Maladies de la civilisation
"L'être humain est né avec la peur. Mais son évolution consiste justement à augmenter sa perception et sa conscience. Il faut donner de l'amour, donner de l'amour et encore donner de l'amour. Et là, l'amour vient à vous en retour. Si vous attendez d'être aimé sans donner d'amour, rien ne se passe. La première chose est d'apprendre à vivre. Le langage des gestes est archaïque. C'est un ensemble évanescent de matrices archétypales.
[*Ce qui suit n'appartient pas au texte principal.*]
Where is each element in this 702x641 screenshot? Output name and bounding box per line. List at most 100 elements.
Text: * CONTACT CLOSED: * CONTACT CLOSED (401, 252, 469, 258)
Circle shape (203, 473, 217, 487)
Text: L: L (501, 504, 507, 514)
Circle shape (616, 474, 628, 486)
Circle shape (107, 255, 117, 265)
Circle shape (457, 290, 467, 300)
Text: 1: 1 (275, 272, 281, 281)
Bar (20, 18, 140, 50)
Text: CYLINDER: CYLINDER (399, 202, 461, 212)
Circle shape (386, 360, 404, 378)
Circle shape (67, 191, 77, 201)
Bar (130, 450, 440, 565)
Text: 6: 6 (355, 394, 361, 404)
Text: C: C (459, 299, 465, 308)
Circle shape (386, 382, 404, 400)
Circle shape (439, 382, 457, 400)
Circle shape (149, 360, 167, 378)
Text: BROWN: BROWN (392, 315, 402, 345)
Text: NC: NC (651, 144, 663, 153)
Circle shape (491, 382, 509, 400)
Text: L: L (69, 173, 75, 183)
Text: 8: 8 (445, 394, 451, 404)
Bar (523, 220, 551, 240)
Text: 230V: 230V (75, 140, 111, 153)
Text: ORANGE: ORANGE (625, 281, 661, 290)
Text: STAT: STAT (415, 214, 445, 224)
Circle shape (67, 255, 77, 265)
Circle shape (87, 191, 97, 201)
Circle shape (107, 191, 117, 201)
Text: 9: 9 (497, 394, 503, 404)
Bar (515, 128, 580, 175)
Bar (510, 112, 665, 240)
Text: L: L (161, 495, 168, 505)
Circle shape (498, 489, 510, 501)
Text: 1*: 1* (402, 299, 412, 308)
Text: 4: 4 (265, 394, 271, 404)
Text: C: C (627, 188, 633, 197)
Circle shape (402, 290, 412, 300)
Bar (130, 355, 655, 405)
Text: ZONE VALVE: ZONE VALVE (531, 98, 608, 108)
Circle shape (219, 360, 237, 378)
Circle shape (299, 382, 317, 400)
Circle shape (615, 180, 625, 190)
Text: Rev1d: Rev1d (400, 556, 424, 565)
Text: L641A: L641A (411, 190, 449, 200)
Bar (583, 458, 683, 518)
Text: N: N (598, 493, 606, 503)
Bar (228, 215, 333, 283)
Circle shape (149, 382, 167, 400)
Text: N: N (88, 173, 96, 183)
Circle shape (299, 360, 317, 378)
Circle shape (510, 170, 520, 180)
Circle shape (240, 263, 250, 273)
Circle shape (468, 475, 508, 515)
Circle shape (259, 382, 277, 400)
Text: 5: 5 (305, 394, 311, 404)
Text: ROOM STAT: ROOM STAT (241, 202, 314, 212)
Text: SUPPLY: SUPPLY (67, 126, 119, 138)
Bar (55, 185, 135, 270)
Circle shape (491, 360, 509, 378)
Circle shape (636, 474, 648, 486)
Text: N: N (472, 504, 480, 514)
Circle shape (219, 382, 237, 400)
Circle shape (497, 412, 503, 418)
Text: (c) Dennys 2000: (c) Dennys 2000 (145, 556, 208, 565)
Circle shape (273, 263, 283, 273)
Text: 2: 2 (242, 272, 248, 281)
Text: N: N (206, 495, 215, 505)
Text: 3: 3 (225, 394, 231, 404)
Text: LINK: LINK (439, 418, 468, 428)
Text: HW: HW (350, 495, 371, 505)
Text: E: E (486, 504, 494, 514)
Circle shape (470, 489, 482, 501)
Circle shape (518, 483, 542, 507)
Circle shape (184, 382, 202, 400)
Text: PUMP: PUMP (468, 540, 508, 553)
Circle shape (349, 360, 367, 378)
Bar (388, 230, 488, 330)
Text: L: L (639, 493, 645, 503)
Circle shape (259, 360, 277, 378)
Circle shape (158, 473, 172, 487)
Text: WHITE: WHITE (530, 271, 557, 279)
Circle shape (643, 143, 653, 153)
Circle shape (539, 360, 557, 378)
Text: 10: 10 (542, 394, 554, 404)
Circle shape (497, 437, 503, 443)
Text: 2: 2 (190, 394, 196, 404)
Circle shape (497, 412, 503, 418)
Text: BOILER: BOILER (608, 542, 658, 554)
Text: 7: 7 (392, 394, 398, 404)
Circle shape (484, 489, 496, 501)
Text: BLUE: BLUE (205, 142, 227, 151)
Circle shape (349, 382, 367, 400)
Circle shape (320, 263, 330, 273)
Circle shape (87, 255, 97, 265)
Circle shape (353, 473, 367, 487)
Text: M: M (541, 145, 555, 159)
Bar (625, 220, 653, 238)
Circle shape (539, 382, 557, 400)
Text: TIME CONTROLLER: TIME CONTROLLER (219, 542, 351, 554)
Le sourire, par exemple, est le reflet psychosocial le plus ancien. Il apparaît chez l'enfant vers l'âge de trois mois... Les peuples se différencient par le sourire... Tant de villes avec des habitants aux visages tristes d'animaux ! – réfléchit Toro -. La personne qui n'est pas caressée se déprime. Les études sur l'attachement le démontrent. Parfois on demande : comment puis-je améliorer ma vie en dansant avec des inconnus ? Pourtant, c'est une opportunité protégée de guérison. Il est très compliqué d'apprendre l'essence de la vie spontanément car la culture vous donne des paramètres inhumains : gagner de l'argent, faire attention en amour, vos projets doivent être petits et d'abord, vous devez vous aider vous-même... vous ne pouvez pas avoir des projets basés sur l'aide aux autres. Ainsi va la vie et elle devient chaque jour plus fade. En fin de compte, c'est une existence frustrée. Le concept de triomphe, de succès, est totalement faux. Et la réponse naturelle est le stress, la dépression, le désamour. Ce sont des maladies de la civilisation."